I have ADHD. I've tried everything — habit trackers, Pomodoro, bullet journals, Notion dashboards, the works. They all have the same fatal flaw: they punish you for missing a day.
You miss Monday. Then Tuesday feels pointless because the streak is already broken. By Wednesday, you've abandoned the whole system, and you're back to doom-scrolling, feeling like garbage about it.
Here's what I figured out: the problem was never discipline. It was that every system I tried had no re-entry point.
So I built something different for myself. Three rules:
1. There are no streaks. Nothing in my system tracks consecutive days. There's nothing to "break." Tuesday doesn't know Monday existed.
2. There's a "bad day mode." On days when I genuinely cannot function, I have a minimum viable checklist: drink water, eat something, go outside for 5 minutes, text one person. That's it. That counts as a full day. No asterisk.
3. The daily reset is always the same. Every single day starts the same way, regardless of what happened yesterday. Three tasks max. An energy check-in (am I a 2 or an 8 today?). That's the whole system.
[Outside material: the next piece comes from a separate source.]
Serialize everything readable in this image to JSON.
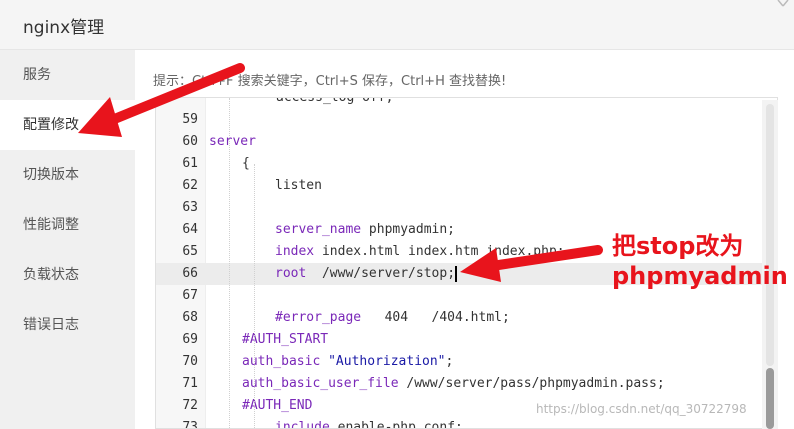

The key insight: most productivity systems are designed for consistency. ADHD brains aren't consistent. They're cyclical. So I stopped fighting that and designed around it instead.
Some things I noticed after a few months:
- I actually do more on average because I never lose a full week to guilt spirals anymore
- "Bad day mode" days happen less often than I expected — turns out lowering the bar makes it easier to clear
- The restart mechanic removes the emotional weight of "falling off." You didn't fall off. You just haven't started today yet.
I'm not saying this works for everyone. But if you've tried and quit every planner, app, and tracker — and the quitting is what makes you feel the worst — maybe the system isn't the problem. Maybe it's the fact that every system treats "starting over" as failure.
What if starting over was just... the system?
Curious if anyone else has experimented with something like this or if it's just my brain.